Kemudian pada tahun 2008 umat Islam di tanah air dibuat terhenyak oleh sebuah film besutan sutradara Hanung Bramantyo, Perempuan Berkalung Sorban (PBS). Film yang melakukan pembunuhan karakter terhadap sosok pendakwah ini sekaligus mencoreng-moreng nama pesantren sebagai lembaga pendidikan yang  ideal. Film ini diilhami oleh novel dengan judul yang sama karangan Abidah al-Khalieqy. Dia adalah alumni pesantren Persis (Persatuan Islam), Bangil, Pasuruan. Saat novel ini diluncurkan pertama kali pada tahun 2005, respon publik tidak terlalu besar, sebelum akhirnya filmnya dipublikasikan dan berhasil menarik perhatian khalayak luas.[16]

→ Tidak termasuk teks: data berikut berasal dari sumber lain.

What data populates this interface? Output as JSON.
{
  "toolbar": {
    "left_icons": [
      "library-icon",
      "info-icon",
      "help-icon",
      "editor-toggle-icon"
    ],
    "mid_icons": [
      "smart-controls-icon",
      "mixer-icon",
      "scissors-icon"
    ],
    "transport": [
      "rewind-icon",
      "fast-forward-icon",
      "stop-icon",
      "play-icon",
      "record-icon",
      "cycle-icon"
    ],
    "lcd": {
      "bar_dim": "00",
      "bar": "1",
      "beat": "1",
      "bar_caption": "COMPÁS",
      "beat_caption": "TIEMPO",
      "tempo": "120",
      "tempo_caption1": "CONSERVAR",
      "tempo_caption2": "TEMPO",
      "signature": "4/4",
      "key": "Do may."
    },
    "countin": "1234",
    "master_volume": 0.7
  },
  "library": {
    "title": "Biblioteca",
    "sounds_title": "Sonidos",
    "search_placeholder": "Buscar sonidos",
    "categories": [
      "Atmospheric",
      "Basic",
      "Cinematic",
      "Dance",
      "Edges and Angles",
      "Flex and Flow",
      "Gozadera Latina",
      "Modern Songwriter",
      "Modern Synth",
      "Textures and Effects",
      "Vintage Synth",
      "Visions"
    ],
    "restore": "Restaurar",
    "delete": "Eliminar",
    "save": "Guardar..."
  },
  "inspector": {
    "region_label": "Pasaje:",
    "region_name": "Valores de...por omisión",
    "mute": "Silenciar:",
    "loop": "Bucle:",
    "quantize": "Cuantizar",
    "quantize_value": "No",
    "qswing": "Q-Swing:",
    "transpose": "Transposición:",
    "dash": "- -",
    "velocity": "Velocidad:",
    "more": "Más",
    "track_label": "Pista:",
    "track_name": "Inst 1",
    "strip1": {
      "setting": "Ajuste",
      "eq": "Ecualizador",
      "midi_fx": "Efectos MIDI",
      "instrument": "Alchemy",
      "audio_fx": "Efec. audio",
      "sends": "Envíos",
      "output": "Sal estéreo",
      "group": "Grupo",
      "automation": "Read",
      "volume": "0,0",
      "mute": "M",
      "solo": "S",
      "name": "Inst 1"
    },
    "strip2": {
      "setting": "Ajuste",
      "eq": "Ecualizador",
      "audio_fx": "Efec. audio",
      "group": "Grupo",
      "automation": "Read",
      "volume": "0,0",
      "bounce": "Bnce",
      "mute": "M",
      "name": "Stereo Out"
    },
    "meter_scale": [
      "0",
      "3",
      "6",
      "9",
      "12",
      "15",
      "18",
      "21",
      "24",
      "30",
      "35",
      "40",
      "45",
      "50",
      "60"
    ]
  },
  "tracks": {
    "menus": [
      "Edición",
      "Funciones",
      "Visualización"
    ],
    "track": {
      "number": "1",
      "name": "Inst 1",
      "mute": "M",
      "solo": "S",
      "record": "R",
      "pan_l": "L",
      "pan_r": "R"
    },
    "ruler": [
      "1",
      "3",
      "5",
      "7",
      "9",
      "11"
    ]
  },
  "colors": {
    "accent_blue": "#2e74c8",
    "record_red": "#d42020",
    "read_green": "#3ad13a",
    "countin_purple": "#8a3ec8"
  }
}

PTAI adalah satu-satunya lembaga pendidikan tinggi Islam yang menjadi tempat menggali air ilmu-ilmu keislaman di Indonesia. Saat ini airnya sudah kering, sehingga tidak ada lagi yang bisa digali kecuali hanya membuat gundukan tanah yang nantinya akan mengakibatkan longsor. Tahun 2006 Litbang Depag RI menjelaskan temuannya tentang liberalisme keagamaan di sejumlah kampus di Indonesia. Di kampus-kampus berlabel Islam itu muncul pemikiran dan aksi nyeleneh.[17]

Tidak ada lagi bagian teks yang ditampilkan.